As companies scramble to get their CSR act together, they and their independent board members are likely to soon come to the realisation that all the expertise that they have accumulated over the years in making their lives and their companies' life successful may not be directly usable in making their CSR activities successful. The standard theories of management about succeeding by improving product quality or by adding to product features or by improving customer service or by extending distribution coverage or by investing in R&D may not help much. Even deciding what the goal of a CSR initiative should be and deciding and measuring what constitutes success, which in the corporate world has been agreed upon universally (market share, return on capital employed and so on), is not that easy to establish in the CSR world. For example, is it good enough that during the CSR intervention period the overall income of the citizens of a target village or groups of villages increase? Is it necessary that such income increase be distributed equitably? Is it important that such income increases continue even after the intervention period ends? In other words, in designing CSR intervention, what designs "work" and how do we go about defining the benchmarks of success?
For corporate executives reflecting about such questions, a just published book, Another Development, Participation, Empowerment and Well-being in Rural India, by Professor Runa Sarkar and Professor Anup Sinha of the Indian Institute of Management-Calcutta, though written with the larger development issues in mind, will be of help for thinking about CSR interventions as well. The authors deep dive by personally visiting and reviewing a large number of interventions that are going on all over India and try and make sense of what works and what doesn't work and why.
The interventions they review and write up as case studies encompass three main types. The first is a set of interventions that are attempting to improve the watershed by things like groundwater recharging. The second is a group of intervention aimed at empowering individuals to set up entrepreneurial ventures that benefit themselves and others that they employ or serve. Cases in this section include attempts to trigger women entrepreneurs in Himachal Pradesh and Arunachal Pradesh and helping small farmers in Gujarat to embark on horticulture. The third set of cases describe how success appears when beneficiaries are involved in the design as well as the delivery of a project.
For corporate executives who, in the middle of a CSR, start wondering what has made an area or a set of people so mired in poverty or "underdeveloped" in the first place, the authors have a review of all the theories that the world has seen so far in finding an explanation. The underdeveloped area, for example, may be in a semi-feudal state where modern capitalist institutions that we in the corporate business world take for granted, the market for land, the market for labour, the credit market or even the market for products may not be working efficiently or even developed.

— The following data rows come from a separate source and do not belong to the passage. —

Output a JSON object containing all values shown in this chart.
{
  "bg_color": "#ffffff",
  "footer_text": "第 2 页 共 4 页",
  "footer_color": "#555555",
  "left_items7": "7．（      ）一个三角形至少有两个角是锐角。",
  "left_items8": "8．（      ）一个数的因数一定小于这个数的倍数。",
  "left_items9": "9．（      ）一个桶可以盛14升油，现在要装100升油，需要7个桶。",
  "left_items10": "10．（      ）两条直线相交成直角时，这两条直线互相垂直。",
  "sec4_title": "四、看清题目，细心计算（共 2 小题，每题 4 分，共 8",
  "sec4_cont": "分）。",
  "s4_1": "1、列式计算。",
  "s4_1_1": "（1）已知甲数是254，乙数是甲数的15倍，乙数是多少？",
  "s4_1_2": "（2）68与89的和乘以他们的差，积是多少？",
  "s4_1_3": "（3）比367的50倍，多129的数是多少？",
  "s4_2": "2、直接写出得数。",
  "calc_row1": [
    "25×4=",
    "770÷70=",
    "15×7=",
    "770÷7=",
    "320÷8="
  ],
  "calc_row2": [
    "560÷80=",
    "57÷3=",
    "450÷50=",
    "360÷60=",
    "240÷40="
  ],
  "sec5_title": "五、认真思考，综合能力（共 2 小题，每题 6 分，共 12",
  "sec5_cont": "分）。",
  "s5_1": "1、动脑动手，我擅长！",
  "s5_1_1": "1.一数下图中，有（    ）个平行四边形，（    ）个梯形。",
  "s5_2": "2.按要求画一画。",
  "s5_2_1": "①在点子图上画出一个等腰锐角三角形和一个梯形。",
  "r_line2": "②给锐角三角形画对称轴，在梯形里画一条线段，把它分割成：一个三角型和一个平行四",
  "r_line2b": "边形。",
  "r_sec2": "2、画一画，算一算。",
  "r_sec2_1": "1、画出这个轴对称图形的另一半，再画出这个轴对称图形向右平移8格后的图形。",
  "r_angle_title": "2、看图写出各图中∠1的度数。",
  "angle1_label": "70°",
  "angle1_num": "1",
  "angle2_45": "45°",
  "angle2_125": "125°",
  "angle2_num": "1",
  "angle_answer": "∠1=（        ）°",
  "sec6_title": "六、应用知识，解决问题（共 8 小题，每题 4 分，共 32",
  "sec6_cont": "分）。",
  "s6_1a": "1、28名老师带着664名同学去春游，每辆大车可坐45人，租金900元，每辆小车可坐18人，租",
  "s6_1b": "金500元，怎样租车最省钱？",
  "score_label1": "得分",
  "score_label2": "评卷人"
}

The authors prod the reader to think of the "Livelihoods" approach to interventions. The core of this concept is that in poor rural areas in India, every individual is engaged in a portfolio of activities and not just one. This portfolio may include some farming, raising livestock or fishing, some on his own account and some as wage labour, or as an organiser of a micro-enterprise employing a handful of people and engaging in non-farm activities. He (or she) may emphasise some part of this portfolio during some parts of the year and other parts of the portfolio at other parts of the year. Essentially, this portfolio approach is an attempt to de-risk his livelihood in a hazardous economic environment and an environment where no one activity in the portfolio is enough to earn a subsistence wage. A CSR intervention must blend into this portfolio for it to make sense to the beneficiary.
The biggest learning that this book has to offer for us corporate types used to setting goals top down and measurable ones at that and viewing "participation" as the keeping and circulating minutes of meetings and inviting broad-based representation in committees may not be good enough. In practically all the successful cases that the authors encountered during their research work, the successful projects were the ones where the sponsors worked through the slow and tortuous process of including marginalised people and making them comfortable enough to raise questions on their own.
Ajit Balakrishnan is the author of The Wave Rider, A Chronicle of the Information Age.